Hi JWR,

First, a quick point:

You mention converting to a 196kHz sample-rate. This isn't standard. I'd put it down to you mistyping 192kHz (which is the standard) but you did it several times, so it seems this is your actual aim. I'd recommend you double-check this!

Hmmm, I'm a little confused - convolving by a sinc function is about as textbook as it gets. However, the implementation isn't usually described the way you have. As you're probably aware, the sinc function performs a perfect band-limited interpolation between the samples, which can be evaluated at any point and so allow you to resample the stream at whatever frequency you wish. The problem of course is that the sinc function has infinite support and must be windowed in some fashion. While you can reach a result of arbitrary precision by using a longer window, you can never reach the exactly resampled result.

In addition to length, there is a variety of windowing functions that are applicable. The rectangular window is optimal in terms of mean-squared error (i.e. error power) with respect to window length, but does not perform too well in the time-domain (i.e. pre- and post-echo). Some work has been done on optimising this sort of calculation against criteria other than MSE - I can dig out some papers if you are interested in this.

You report you are calculating "millions" of points - exactly how much of the sinc function are you using?

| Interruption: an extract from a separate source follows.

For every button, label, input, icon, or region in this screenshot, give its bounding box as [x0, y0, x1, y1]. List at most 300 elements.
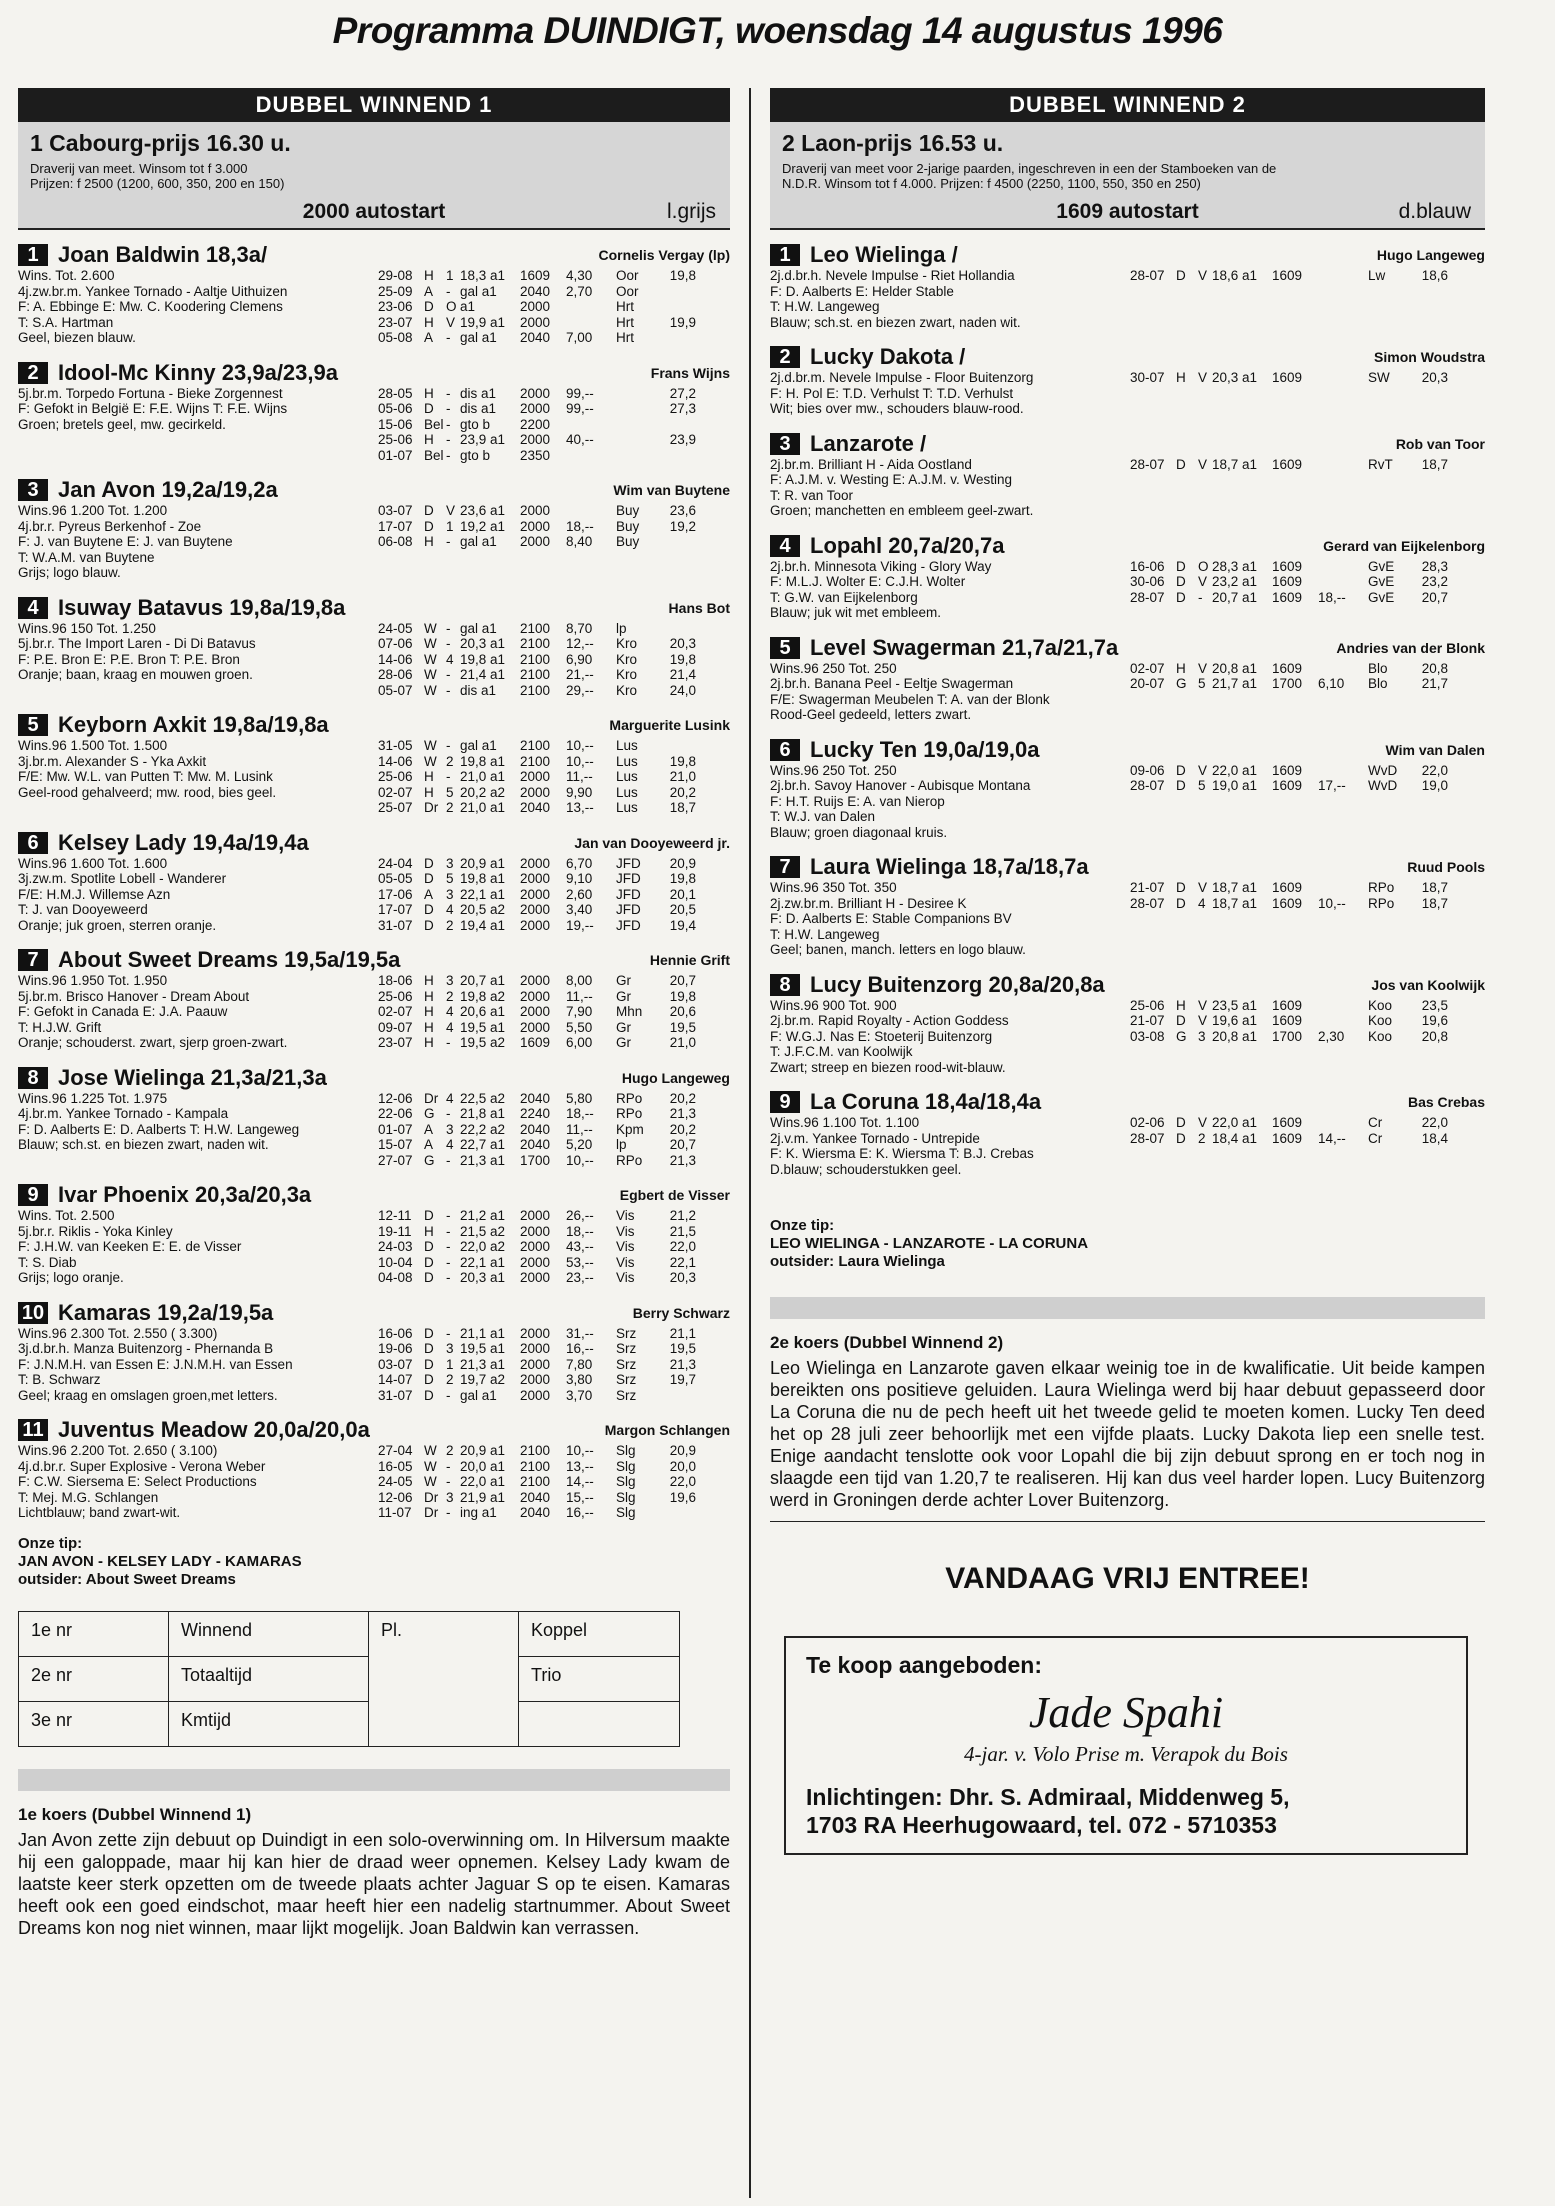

[ My guess is that you are using a weighted sinc function for every sample in the track - this is far more than necessary. I do not remember offhand, but the sinc function will be more than 120dB down in level after probably a few hundreds of cycles, so going beyond this isn't going to increase your accuracy much. It is a judgement call though, so take it as far as you wish

]

Now, in my view the key to moving forward is to realize that your current method is exactly equivalent to an FIR filter interpolation using a sinc kernel. For this sort of interpolation, as you noted, you require a periodicity. However, there

*is* a periodicity in the conversion from 44.1kHz to 192kHz - which is 640/147. So, the conversion can be considered as an upsampling by an integer factor of 640 times, followed by a downsampling by an integer factor of 147 times. If you consider that in its raw form, you have a long FIR filter running at 640Fs! But closer inspection shows that the vast majority of input samples are zeros and don't contribute anything to the result, so you can get there much more cheaply by just not calculating for them. The standard structure to do this is called a polyphase filter, and is quite straightforward. It is documented all over the place. I would recommend you look at this approach, as it combines the arbitrary precision of the sinc implementation with the cheapness and ease of a fixed filter kernel.

I appreciate the fun of deviating from the mainstream, but in this case, there's a reason that polyphase filters are the norm!

In any case, the trick now becomes in designing the "best" filter kernel for the job, and there's plenty of fun to be had there. Nobody quite knows what to aim for in the properties of these filters, so it's still an active research topic.